Current Price Action/Trends and Pivots: The diagonal red line traces the stock’s downward plunge from its high at around $38.70 at the beginning of 2020 to the stock’s low point, reached in mid-May at around $15. It also provides the baseline for the Fibonacci retracement lines shown on the right side of the chart. The greatest portion of that drop came in one month, from February to March 2020, with the broad market’s nosedive into bear market territory. While the broad market indices, and the largest tech stock rebounded from that point, the stock languished until July, hovering in a narrowing range between support at $15 and resistance at around $18. Since the end of July, the stock started picking up bullish momentum, forming a gradual upward trend into November, pushing to a high at nearly $24 and inline with the 38.2% retracement line in January before dropping back to a recent low at around $20. The stock is picking up bullish momentum again, with immediate resistance at around $23.50. A break above that point should see the stock push to at least $26.50, and possibly to about $29 where the 61.8% retracement line rest. Current support is at around $22, with downside to about $20 if the stock drops below that point.

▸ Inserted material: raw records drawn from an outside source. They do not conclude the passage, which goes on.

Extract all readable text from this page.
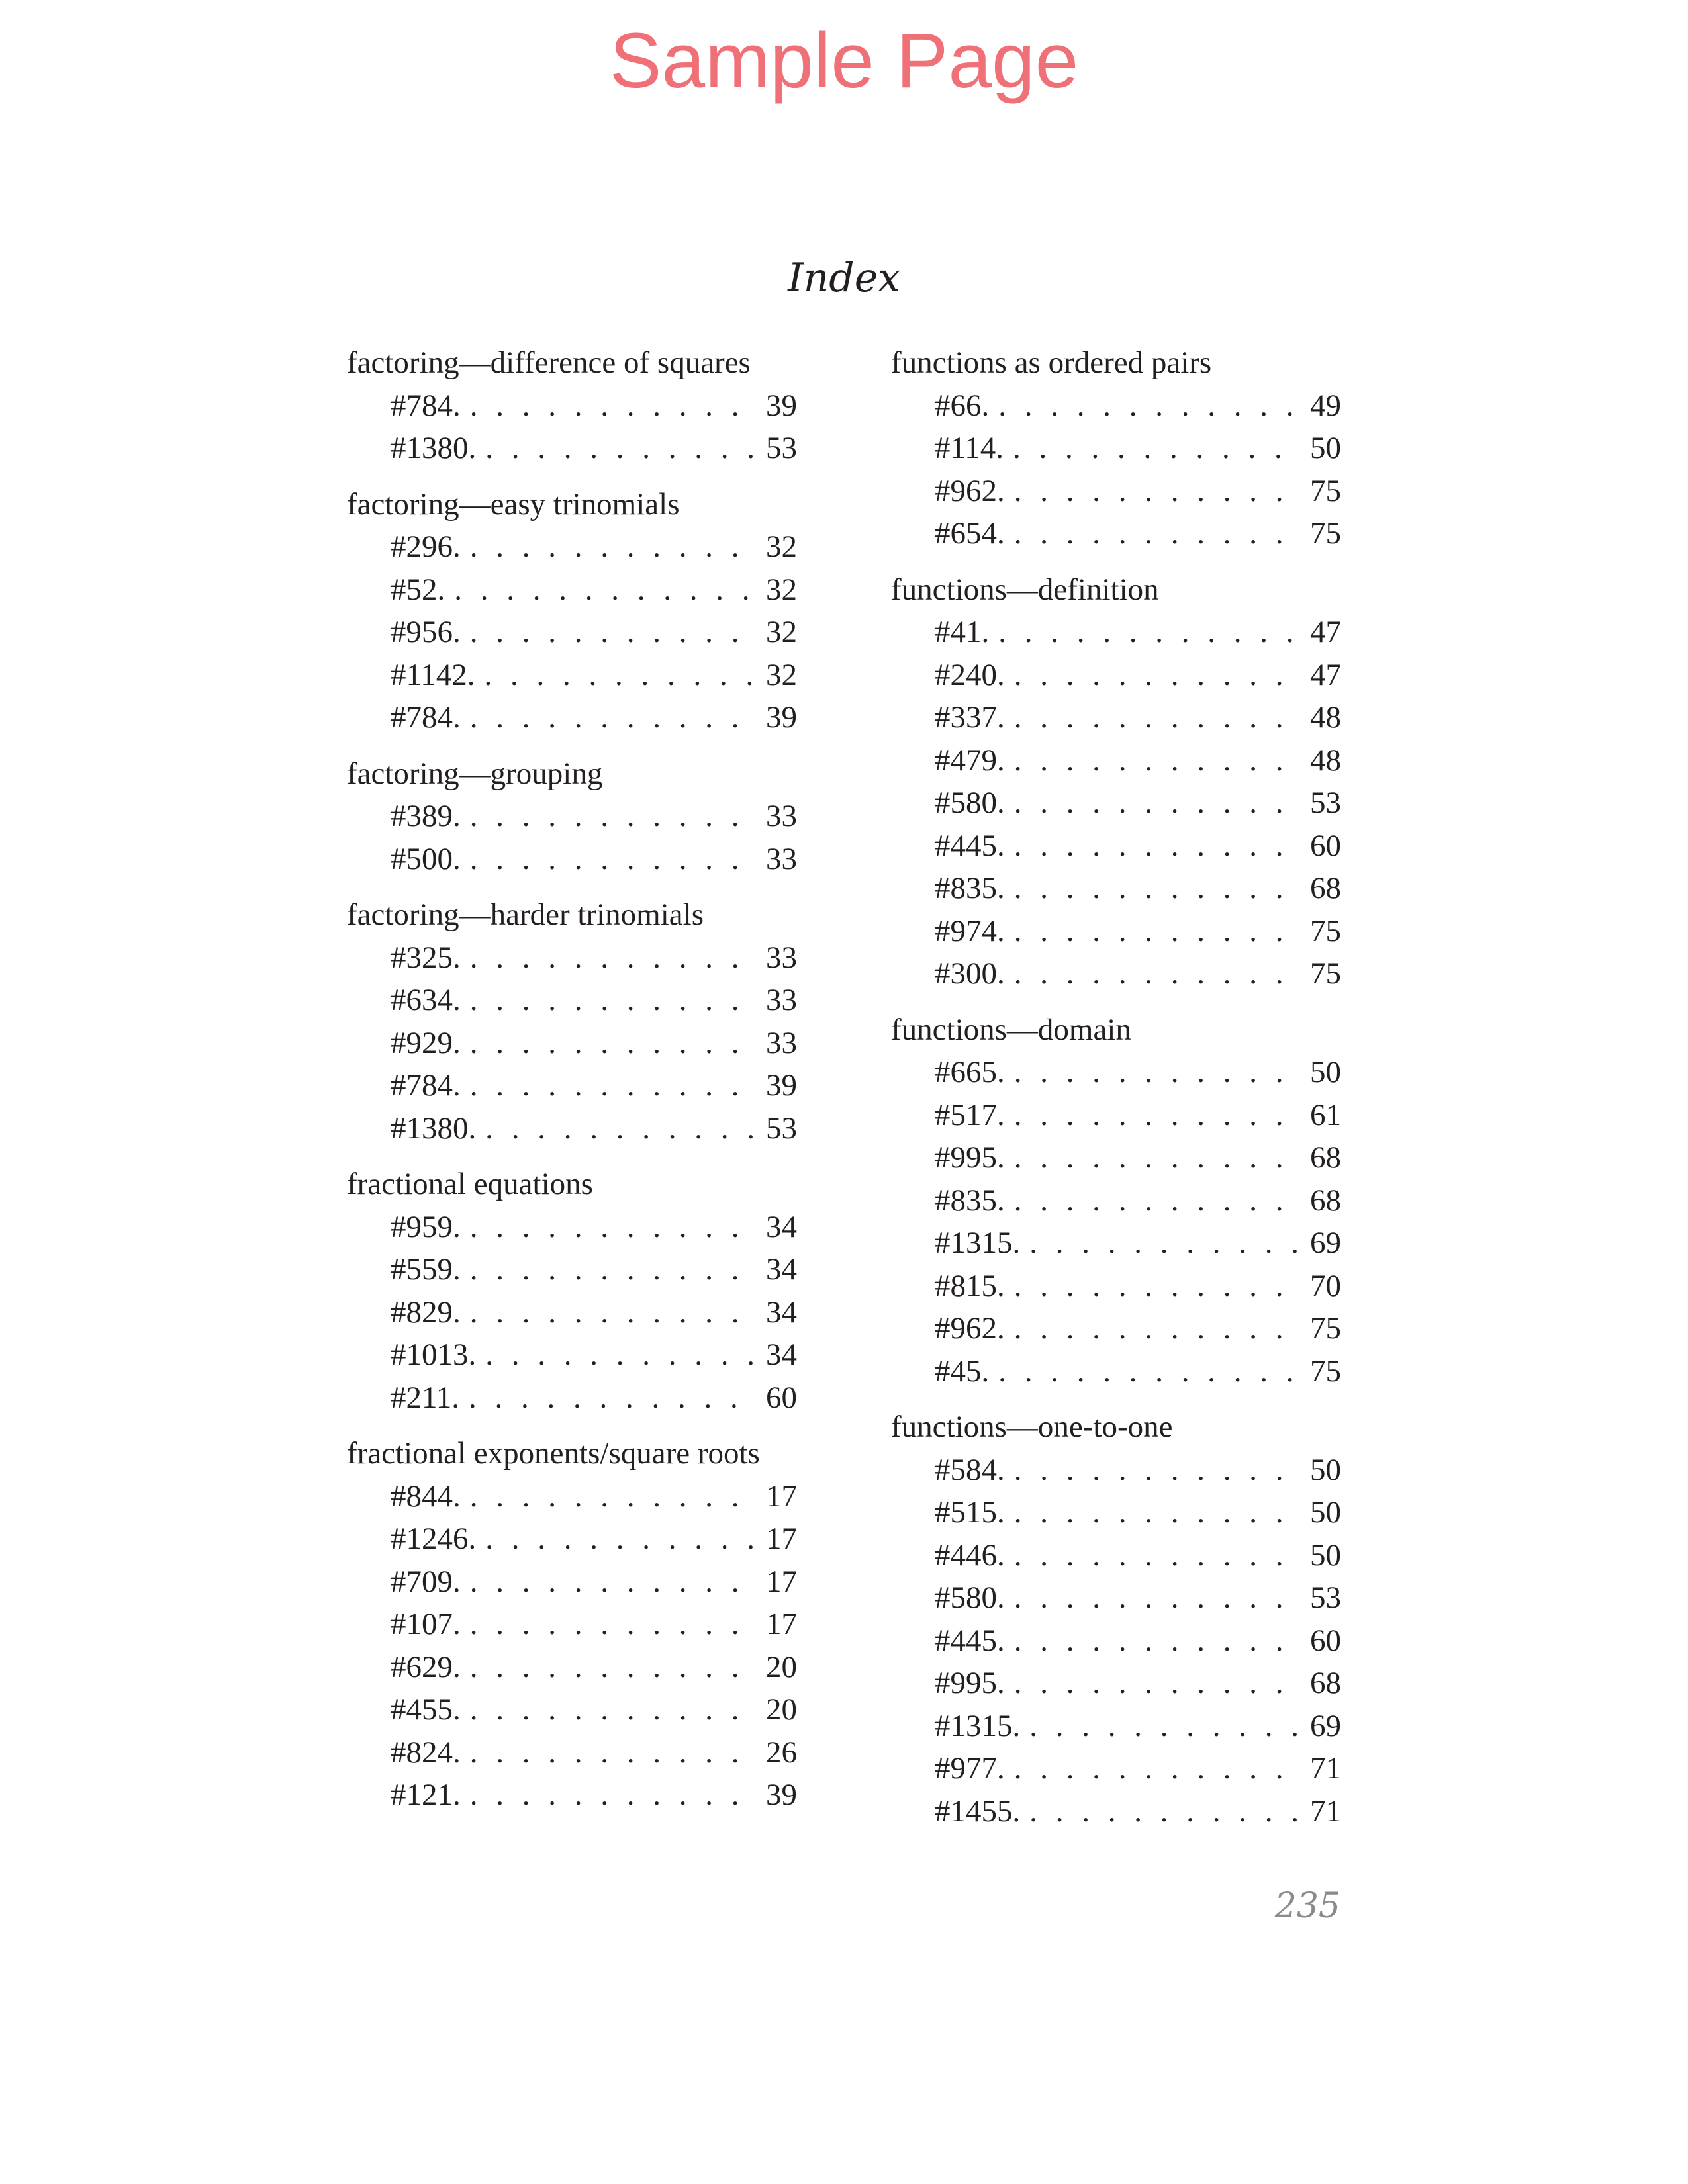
Sample Page
Index
factoring—difference of squares
#784. . . .	39
#1380. . . .	53
factoring—easy trinomials
#296. . . .	32
#52. . . .	32
#956. . . .	32
#1142. . . .	32
#784. . . .	39
factoring—grouping
#389. . . .	33
#500. . . .	33
factoring—harder trinomials
#325. . . .	33
#634. . . .	33
#929. . . .	33
#784. . . .	39
#1380. . . .	53
fractional equations
#959. . . .	34
#559. . . .	34
#829. . . .	34
#1013. . . .	34
#211. . . .	60
fractional exponents/square roots
#844. . . .	17
#1246. . . .	17
#709. . . .	17
#107. . . .	17
#629. . . .	20
#455. . . .	20
#824. . . .	26
#121. . . .	39
functions as ordered pairs
#66. . . .	49
#114. . . .	50
#962. . . .	75
#654. . . .	75
functions—definition
#41. . . .	47
#240. . . .	47
#337. . . .	48
#479. . . .	48
#580. . . .	53
#445. . . .	60
#835. . . .	68
#974. . . .	75
#300. . . .	75
functions—domain
#665. . . .	50
#517. . . .	61
#995. . . .	68
#835. . . .	68
#1315. . . .	69
#815. . . .	70
#962. . . .	75
#45. . . .	75
functions—one-to-one
#584. . . .	50
#515. . . .	50
#446. . . .	50
#580. . . .	53
#445. . . .	60
#995. . . .	68
#1315. . . .	69
#977. . . .	71
#1455. . . .	71
235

Near-term Keys: XRX’ value proposition isn’t as useful in the current market environment as it has been; however management’s ability to steer the company through an incredibly difficult year is impressive, and is reflected by its the overall core strength in its balance sheet. The fundamental, and value proposition would be strengthened by continued improvement in Net Income on a quarterly basis, with a stabilization in Free Cash Flow, cash, and long-term debt levels that would be a good sign that the this year’s challenges are really a simple reflection of a unique moment in time for the market. If you prefer to work with short-term trading strategies, you could use a break above $23.50 as a signal to buy the stock or work with call options, with a near-term price target at around $26.50. If the stock drops below $22, you can consider shorting the stock or buying put options, using $20 as a quick-hit profit target on a bearish trade.